MANHATTAN (CN) - The New York Civil Liberties Union filed a petition Monday to expose confidential police department opinions from officer-misconduct cases.

These decisions remain top secret, even when the allegations have been substantiated by an oversight agency called the Civilian Complaint Review Board (CCRB).

"Given the intense public debate over aggressive NYPD practices like stop-and-frisk, and the troubling recent reports of spying, ticket-fixing, and other abusive and unlawful police behavior, the public has every right to know how Commissioner Kelly is holding his officers accountable for substantiated misconduct," NYCLU executive director Donna Lieberman said in a statement. "Unfortunately, the NYPD has once against demonstrated that it prefers secrecy and stonewalling to transparency and accountability."

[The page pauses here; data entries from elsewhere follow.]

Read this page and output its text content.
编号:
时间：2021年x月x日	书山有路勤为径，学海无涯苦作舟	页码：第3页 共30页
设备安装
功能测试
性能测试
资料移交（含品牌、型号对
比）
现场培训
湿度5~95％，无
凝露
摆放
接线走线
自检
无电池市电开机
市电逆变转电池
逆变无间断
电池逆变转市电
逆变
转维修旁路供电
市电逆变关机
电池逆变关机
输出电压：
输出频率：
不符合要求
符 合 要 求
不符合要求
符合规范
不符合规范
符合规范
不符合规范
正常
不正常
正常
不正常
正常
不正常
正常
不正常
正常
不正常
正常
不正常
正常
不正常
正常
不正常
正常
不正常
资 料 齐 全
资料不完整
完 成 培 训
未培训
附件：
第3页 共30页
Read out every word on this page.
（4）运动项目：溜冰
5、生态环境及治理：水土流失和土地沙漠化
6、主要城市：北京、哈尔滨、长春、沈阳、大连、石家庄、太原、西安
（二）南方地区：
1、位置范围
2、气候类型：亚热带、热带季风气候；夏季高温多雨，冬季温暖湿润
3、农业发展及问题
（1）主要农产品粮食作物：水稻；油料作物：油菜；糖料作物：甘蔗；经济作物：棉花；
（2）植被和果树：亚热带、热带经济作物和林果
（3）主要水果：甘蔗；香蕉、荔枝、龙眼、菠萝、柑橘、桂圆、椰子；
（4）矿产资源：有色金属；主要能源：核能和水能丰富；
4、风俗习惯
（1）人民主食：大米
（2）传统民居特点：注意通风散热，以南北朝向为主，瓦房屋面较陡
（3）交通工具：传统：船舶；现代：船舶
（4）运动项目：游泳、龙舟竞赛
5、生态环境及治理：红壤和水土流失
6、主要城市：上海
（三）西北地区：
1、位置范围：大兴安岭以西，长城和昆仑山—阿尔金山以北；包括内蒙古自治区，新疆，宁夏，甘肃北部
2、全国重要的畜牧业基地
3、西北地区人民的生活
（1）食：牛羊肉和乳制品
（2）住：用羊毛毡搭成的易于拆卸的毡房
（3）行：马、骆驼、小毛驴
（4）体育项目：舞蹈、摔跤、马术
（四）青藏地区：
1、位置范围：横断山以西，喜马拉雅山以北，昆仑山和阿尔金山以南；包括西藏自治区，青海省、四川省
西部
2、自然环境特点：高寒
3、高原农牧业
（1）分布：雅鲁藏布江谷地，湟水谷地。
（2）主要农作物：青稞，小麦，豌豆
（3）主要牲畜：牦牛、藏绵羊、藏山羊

According to the NYCLU's eight-page petition, allegations of illegal stop-and-frisk searches are among the most common complaints before the CCRB, whose 13 panelists are appointed by the mayor.

The NYCLU's most recent statistics found that police made more than 680,000 stops last year. Roughly 90 percent of those stopped were black and Latino. The group also found that nearly 90 percent were completely innocent.

Claims of racial bias also taint the NYPD's stop-and-frisk policy, but the petition does not state how such cases have gone before the CCRB. Whatever the number, the board lets very few complaints go to trial, according to the NYCLU.

"According to CCRB reports, the number of such cases that have gone to trial over the last five years are as follows: 2011: 17; 2010: 14; 2009: 20; 2008: 19; 2007: 11," the petition states.

Cases that do go to trial before the CCRB resemble traditional trials, except the NYPD appoints the judge. That judge then drafts an opinion to be forwarded to Commissioner Ray Kelly for a final review.

"The NYCLU has long been interested in learning of the legal and factual bases on which the police commissioner disposes of CCRB-substantiated cases that proceed to trial," the petition states. "To take just one example, the NYCLU wishes to see the legal analysis being used by the department to assess substantiated cases about stops and frisks. The NYCLU is deeply involved in stop-and- frisk issues, and complaints about stop-and-frisk are among the most common type of complaint received and substantiated by the CCRB."

The NYCLU says that it filed its first Freedom of Information Law (FOIL) request on Aug. 17, 2011, but the NYPD allegedly rejected that request and its appeal.

The matter will now go to an Article 78 proceeding, an avenue to challenge decisions by state and local agencies, in New York Supreme Court.